Songkran has never failed to deliver joy to tourists and can generate about Bt110 billion in expenditures each year. The benefit spreads to the service sector such as hotels, restaurants and transport.
However, things seem to be different this time.
The water shortage in Thailand is particularly severe. The available water in all reservoirs is only half of the level in normal years. The drought devastates agricultural production, and that reduces farmers’ income.
Since agriculture employs more than 30 per cent of Thailand’s labour force, the government has launched many water-management schemes including a campaign for Songkran celebrators to save water.
Apparently, splashing water during Songkran is now considered wasteful behaviour and a lack of sympathy towards Thai farmers. This immediately triggers my curiosity. What has really been the most wasteful way of using water in Thailand? After doing some simple research, my preliminary conclusion is agricultural activity.
Agriculture accounts for more than 65 per cent of overall water usage, while tourism uses only 0.5 per cent. Yet according to statistical data for 2014, agriculture generates only Bt1.34 trillion in income, while tourism generates about Bt549.63 billion.
In other words, given the same amount of water usage, tourism raises 53.2 times as much income as agriculture does.
The reason is partly the inefficiency of Thai farming. Rice farming is a good example. Last year, Thailand ranked No 8 in Asean in productivity of rice farming. On average, we produced only 481 kilograms of rice per rai (3,000kg per hectare), as compared with Vietnam’s 894kg per rai.
This significant difference can be explained by both the stubbornness of Thai farmers to follow correct farming methods and the undeveloped irrigation system in many agricultural areas.
Decades have passed, but this inefficiency problem has remained unsolved. Perhaps it may not even be worth solving.
In my opinion, Thailand should greatly reduce the size of its agriculture sector. As I mentioned earlier, I think agriculture provides small economic value-added compared with other sectors and is an inefficient sector for us to spend our resources on.
On top of the water-shortage problem, the recent decrease in world energy prices supports my perspective over agriculture.
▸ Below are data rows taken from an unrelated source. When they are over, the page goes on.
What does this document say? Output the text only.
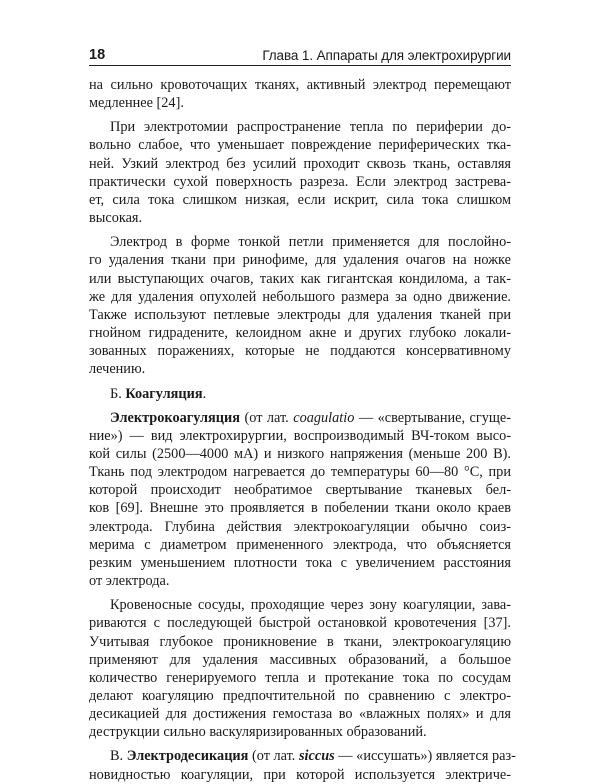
18	Глава 1. Аппараты для электрохирургии

на сильно кровоточащих тканях, активный электрод перемещают
медленнее [24].

При электротомии распространение тепла по периферии до-
вольно слабое, что уменьшает повреждение периферических тка-
ней. Узкий электрод без усилий проходит сквозь ткань, оставляя
практически сухой поверхность разреза. Если электрод застрева-
ет, сила тока слишком низкая, если искрит, сила тока слишком
высокая.

Электрод в форме тонкой петли применяется для послойно-
го удаления ткани при ринофиме, для удаления очагов на ножке
или выступающих очагов, таких как гигантская кондилома, а так-
же для удаления опухолей небольшого размера за одно движение.
Также используют петлевые электроды для удаления тканей при
гнойном гидрадените, келоидном акне и других глубоко локали-
зованных поражениях, которые не поддаются консервативному
лечению.

Б. Коагуляция.

Электрокоагуляция (от лат. coagulatio — «свертывание, сгуще-
ние») — вид электрохирургии, воспроизводимый ВЧ-током высо-
кой силы (2500—4000 мА) и низкого напряжения (меньше 200 В).
Ткань под электродом нагревается до температуры 60—80 °С, при
которой происходит необратимое свертывание тканевых бел-
ков [69]. Внешне это проявляется в побелении ткани около краев
электрода. Глубина действия электрокоагуляции обычно соиз-
мерима с диаметром примененного электрода, что объясняется
резким уменьшением плотности тока с увеличением расстояния
от электрода.

Кровеносные сосуды, проходящие через зону коагуляции, зава-
риваются с последующей быстрой остановкой кровотечения [37].
Учитывая глубокое проникновение в ткани, электрокоагуляцию
применяют для удаления массивных образований, а большое
количество генерируемого тепла и протекание тока по сосудам
делают коагуляцию предпочтительной по сравнению с электро-
десикацией для достижения гемостаза во «влажных полях» и для
деструкции сильно васкуляризированных образований.

В. Электродесикация (от лат. siccus — «иссушать») является раз-
новидностью коагуляции, при которой используется электриче-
As we know, the development of shale gas and shale oil has pushed the oil price down from about US$110 per barrel during 2011-14 to about $25-$45 per barrel now.
The abundant supply of oil is a structural break that, in my view, changes the long-term trend of oil prices to a low level with gradual growth. As it’s a matter of fact that rubber prices positively correlate with oil prices, this “new normal” of energy prices leads to a permanent decline in the price of rubber.
As a result, the government should again think about how to reduce the number of rubber farmers, since persistent subsidy against the price mechanism is not a wise option.
Ultimately, I want to see Thailand change from an agriculture-based towards a more industry- or service-based country. However, I do not mean to banish agriculture totally from Thailand. Our tropical fruits and jasmine rice have a bright future, as they are highly demanded by the Chinese market.
Thailand should strategically perceive neighbouring countries, which are mostly agriculture-based, as friends that provide us access to goods and labour for us to build a more advanced economy – not foes that we have to compete with.
Whether the Asean Economic Community is an opportunity or a threat depends on our own choice.
Athakrit Thepmongkol is a lecturer at the School of Development Economics of the National Institute of Development Administration.